Marketing teams require more than just data and analytics tools to implement effective marketing strategies. They must also understand the type of data they collect and how to analyze it to gain meaningful insights. This requires going back to basics and understanding ordinal data, which is one of the key marketing data types. In this article, we will explore ordinal data and how it informs data-driven marketing decisions.
What is Ordinal Data?
Ordinal data is quantitative data in which variables are organized into ordered categories, such as a ranking from 1 to 10. However, the variables lack a clear interval between them, and values in ordinal data don’t always have an even distribution. Examples of ordinal data are the level of customer satisfaction, which could be Very Satisfied, Satisfied, Neutral, Dissatisfied, or Very Dissatisfied. Using ordinal data, you can calculate the frequency, distribution, mode, median, and range of variables.
Types of Data
There are various other data types, such as nominal, interval, and ratio data. Nominal data is a classification of data whose variables have a finite set of values and categories that aren’t ordered, while interval data is a type of data where the interval between two values isn’t constant. Ratio data does not provide any information about the values it represents, and this information must be obtained from other sources referenced by the ratio data. It is often used in the analysis of financial information but can also be applied to other types of data.
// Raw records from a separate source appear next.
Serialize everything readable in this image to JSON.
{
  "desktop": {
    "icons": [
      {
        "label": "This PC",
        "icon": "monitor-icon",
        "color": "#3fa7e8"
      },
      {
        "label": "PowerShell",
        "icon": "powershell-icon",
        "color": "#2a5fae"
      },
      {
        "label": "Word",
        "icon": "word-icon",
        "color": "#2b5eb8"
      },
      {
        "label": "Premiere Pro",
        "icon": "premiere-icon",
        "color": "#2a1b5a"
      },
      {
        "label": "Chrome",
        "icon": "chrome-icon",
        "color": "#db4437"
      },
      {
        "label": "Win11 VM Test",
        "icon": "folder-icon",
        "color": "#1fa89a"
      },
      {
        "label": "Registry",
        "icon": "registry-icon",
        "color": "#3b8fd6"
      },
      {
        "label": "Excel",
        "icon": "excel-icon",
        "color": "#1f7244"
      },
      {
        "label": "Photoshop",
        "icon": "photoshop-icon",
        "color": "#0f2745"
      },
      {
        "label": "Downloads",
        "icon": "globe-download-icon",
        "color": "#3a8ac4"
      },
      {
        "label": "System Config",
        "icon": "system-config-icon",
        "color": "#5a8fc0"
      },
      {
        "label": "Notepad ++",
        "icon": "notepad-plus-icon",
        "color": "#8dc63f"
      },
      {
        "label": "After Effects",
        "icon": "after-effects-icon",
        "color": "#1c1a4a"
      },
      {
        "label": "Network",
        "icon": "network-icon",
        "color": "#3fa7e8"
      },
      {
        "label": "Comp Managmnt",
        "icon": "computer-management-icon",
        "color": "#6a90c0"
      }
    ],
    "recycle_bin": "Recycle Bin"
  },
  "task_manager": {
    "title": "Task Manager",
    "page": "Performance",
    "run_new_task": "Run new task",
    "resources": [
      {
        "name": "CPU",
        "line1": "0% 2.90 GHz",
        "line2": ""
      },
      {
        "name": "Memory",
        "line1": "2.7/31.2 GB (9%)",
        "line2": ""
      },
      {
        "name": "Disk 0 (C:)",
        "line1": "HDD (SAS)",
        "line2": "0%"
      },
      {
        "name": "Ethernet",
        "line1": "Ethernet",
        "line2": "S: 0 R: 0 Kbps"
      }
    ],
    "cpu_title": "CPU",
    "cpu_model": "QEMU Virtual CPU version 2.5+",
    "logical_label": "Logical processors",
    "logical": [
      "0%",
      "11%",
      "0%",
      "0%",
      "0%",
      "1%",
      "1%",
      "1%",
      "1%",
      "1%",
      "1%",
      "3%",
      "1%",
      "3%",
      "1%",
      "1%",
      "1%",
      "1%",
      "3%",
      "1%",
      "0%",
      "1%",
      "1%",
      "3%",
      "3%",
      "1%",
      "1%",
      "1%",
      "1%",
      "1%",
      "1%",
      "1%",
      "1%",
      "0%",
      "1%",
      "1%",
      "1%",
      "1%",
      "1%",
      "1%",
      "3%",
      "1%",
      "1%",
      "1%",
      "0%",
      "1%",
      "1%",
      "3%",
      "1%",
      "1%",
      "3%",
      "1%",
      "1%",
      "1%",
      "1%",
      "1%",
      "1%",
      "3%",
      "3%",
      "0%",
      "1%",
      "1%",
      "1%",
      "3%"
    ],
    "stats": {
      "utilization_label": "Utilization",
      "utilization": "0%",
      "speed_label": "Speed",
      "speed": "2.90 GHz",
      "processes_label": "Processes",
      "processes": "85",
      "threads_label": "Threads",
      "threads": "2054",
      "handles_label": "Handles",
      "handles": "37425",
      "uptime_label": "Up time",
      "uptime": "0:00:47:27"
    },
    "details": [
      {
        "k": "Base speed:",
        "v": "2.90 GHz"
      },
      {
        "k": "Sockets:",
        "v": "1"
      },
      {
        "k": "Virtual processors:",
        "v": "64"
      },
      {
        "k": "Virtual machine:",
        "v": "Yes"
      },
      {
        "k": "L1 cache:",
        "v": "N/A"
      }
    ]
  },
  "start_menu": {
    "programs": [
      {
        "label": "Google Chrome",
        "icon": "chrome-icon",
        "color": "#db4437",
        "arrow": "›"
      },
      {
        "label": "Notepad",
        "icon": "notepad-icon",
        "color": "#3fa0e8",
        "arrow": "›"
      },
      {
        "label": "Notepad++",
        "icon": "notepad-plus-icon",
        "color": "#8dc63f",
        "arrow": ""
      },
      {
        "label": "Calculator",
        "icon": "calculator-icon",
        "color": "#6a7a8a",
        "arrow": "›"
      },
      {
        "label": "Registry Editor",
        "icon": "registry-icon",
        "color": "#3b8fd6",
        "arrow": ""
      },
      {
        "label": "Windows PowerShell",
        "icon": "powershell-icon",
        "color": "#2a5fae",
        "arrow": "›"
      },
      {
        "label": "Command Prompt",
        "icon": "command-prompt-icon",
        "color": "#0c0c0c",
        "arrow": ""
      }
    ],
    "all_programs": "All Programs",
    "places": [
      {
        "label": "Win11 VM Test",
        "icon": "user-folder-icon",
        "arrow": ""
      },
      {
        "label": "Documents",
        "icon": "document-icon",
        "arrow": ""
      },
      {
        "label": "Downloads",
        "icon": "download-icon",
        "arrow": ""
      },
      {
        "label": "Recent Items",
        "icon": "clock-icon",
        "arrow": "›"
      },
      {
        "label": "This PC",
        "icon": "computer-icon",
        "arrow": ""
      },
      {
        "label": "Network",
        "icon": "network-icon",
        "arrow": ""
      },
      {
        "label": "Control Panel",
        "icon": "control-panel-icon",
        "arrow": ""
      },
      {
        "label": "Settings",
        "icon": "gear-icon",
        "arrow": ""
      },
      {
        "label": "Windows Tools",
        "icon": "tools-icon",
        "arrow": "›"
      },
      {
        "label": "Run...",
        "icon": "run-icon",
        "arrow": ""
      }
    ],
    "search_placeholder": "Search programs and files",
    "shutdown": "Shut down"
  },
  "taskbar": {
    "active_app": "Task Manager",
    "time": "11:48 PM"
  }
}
Ordinal Data Examples and How to Collect Them
Ordinal data occurs in different formats, and here are a few examples and how to synchronize them with your business strategy to improve your data management efforts.
1. Interest Level: Market research involves analyzing both qualitative and quantitative data to understand customer needs, their buying preferences, and what motivates them to buy from you. For example, if you host conferences regularly, surveys can help you know how well you did and whether your attendees want to attend the conference again. Interest-level data ranges from not interested, slightly interested, neutral, to very interested.
2. Education Level: This type of ordinal data provides insights into your target audience’s proficiency level. Education-level data comes in handy when using analytics in your recruitment process to help you evaluate the job applications of potential candidates.
3. Socioeconomic Status: Understanding the socioeconomic status of your target audience helps create and refine your customer segments based on their demographic and psychographic profiles.
4. Satisfaction Level: The satisfaction level reflects how content your customers are with different brand interactions, such as your customer onboarding process or how well you resolve customer issues. Satisfaction level data helps you gauge customer service and sales handling satisfaction to identify areas for improvement.
5. Comparison: This involves comparing two or more data points to learn what characteristics are similar, which ones are different, and the degree to which they’re different or similar. For example, you may want to compare revenue performance from 2021 to 2022.
To collect ordinal data, you can use surveys or Likert scales using survey software. You must run surveys with questions that rank answers using an implicit or explicit scale.
Conclusion
In conclusion, marketing teams need more than just data and analytics tools to ensure effective marketing strategies. Ordinal data is one of the key marketing data types that marketing teams need to understand, and it helps in making data-driven marketing decisions. Collecting ordinal data requires running surveys with questions that rank answers using an implicit or explicit scale.